Il caso
Se la casa familiare è stata assegnata alla moglie, può quest’ultima continuare ad abitarla nel caso in cui la figlia sia maggiorenne e studi fuori città? È questa la domanda alla quale, con l’ordinanza in commento, hanno dato risposta i Giudici di Piazza Cavour.
La pronuncia in questione prende le mosse dal ricorso presentato da un padre avverso la decisione della Corte d’Appello di Lecce, con la quale la Corte distrettuale, pronunciandosi in sede di reclamo, aveva ritenuto legittima l’assegnazione della casa coniugale alla ex moglie malgrado la figlia fosse maggiorenne e residente, per motivi di studio, in altra città.
Il ricorrente fondava il proprio ricorso in particolare sulla violazione dell’art. 360, nn. 3) e 5) c.p.c. in relazione agli artt. 155-quater e 337-sexies c.c., sostenendo che la decisione del giudice distrettuale avesse dato rilievo prioritario all’interesse della figlia maggiorenne a scapito di quello del figlio minore, il quale, a causa delle relazioni conflittuali fra i genitori, si era volontariamente allontanato dalla casa coniugale andando a vivere con il padre e con la nonna.
La decisione della Corte
Gli Ermellini, nell’ordinanza in commento, hanno precisato che nel caso di specie non vi era stata alcuna violazione degli artt. 155-quater c.c. e 337-sexies cc., che specificano che il godimento della casa coniugale è attribuito tenendo prioritariamente conto dell’interesse dei figli. Detta assegnazione pertanto non costituisce una componente patrimoniale delle obbligazioni che sorgono in seguito alla separazione o al divorzio o una misura posta a tutela del coniuge economicamente più debole, ma è una misura finalizzata esclusivamente alla tutela dei figli, garantendogli la possibilità di continuare ad abitare la casa ove vivevano e a non troncare i rapporti con i luoghi ove si svolgeva la loro vita precedentemente alla separazione dei genitori. Si vogliono in tal modo evitare bruschi cambiamenti e si tratta, in definitiva, di una misura finalizzata a garantire un maggiore serenità ai figli, già scossi dalla separazione dei genitori.

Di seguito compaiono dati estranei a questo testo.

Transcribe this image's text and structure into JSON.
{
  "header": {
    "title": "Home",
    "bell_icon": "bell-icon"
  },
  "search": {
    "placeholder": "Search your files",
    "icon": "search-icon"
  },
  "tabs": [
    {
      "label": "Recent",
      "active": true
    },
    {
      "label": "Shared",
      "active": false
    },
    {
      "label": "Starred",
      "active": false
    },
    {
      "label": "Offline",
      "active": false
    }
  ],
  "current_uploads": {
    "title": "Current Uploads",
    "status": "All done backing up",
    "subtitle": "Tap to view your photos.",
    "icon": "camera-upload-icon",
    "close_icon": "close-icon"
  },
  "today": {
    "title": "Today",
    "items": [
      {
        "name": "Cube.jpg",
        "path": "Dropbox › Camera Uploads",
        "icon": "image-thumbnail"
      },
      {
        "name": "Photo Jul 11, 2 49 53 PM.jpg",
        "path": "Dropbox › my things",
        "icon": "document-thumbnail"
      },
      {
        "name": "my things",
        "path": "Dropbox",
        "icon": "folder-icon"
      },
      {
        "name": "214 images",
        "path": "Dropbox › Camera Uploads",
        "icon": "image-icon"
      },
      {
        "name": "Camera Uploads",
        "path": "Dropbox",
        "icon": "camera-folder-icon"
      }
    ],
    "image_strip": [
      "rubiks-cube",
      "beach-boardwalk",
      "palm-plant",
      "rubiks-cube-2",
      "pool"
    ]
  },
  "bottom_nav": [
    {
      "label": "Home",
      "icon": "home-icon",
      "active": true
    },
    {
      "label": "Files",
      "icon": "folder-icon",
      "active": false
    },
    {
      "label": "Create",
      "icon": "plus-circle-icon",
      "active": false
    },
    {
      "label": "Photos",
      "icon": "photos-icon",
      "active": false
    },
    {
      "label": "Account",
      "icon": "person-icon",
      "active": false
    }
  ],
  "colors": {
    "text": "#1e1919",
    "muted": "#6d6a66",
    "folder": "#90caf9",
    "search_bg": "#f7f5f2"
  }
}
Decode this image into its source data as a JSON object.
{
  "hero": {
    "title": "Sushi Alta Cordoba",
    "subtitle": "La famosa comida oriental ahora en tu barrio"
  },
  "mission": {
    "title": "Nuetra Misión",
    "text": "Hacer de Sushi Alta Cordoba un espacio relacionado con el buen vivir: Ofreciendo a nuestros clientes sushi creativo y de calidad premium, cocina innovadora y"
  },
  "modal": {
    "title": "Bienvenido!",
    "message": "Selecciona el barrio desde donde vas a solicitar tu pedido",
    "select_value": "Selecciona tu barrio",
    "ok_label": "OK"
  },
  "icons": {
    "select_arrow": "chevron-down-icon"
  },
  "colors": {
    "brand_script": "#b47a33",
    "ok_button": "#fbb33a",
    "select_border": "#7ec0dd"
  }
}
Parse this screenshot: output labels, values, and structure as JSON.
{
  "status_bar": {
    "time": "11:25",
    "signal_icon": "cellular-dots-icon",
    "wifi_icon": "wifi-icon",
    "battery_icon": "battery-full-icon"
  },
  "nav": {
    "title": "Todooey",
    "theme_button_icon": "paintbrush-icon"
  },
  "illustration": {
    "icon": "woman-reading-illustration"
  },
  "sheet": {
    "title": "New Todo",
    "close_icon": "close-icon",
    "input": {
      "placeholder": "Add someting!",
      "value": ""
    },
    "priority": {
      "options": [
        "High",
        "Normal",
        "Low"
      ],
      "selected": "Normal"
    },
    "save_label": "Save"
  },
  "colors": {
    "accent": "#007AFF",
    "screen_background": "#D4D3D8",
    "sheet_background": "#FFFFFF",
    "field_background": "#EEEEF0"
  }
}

Come la stessa Suprema Corte ha avuto modo di precisare, presupposto inderogabile e necessario dell’assegnazione è costituito “dall’affidamento dei figli minori o dalla convivenza con i figli maggiorenni non ancora autosufficienti” (così Cass. n. 23591/2010), e detto provvedimento è finalizzato a tutelare “l’interesse (dei figli) a permanere nell’ambiente domestico in cui sono cresciuti, per mantenere le consuetudini di vita e le relazioni sociali che in esso si radicano” (in tal senso il granitico orientamento della giurisprudenza: Cass. 6979/2007, 16398/2007, 14553/2011, 21334/2013).
Alla luce di ciò, la Cassazione ha ritenuto pienamente legittima la decisione della Corte d’Appello di Lecce. Il Supremo Collegio ha precisato infatti che nel caso di specie, sebbene la figlia maggiorenne fosse studentessa universitaria “fuori sede” e tornasse nella casa familiare solo di tanto in tanto, aveva comunque mantenuto un collegamento stabile con l’abitazione nella quale conviveva con la madre. Questo a differenza del fratello, che sei anni prima si era allontanato spontaneamente dalla casa coniugale, decidendo volontariamente di andare a vivere dalla nonna (e dal padre).
Per tali motivi la Cassazione ha confermato la decisione della Corte distrettuale ed ha condannato il ricorrente alle spese processuali del grado di legittimità.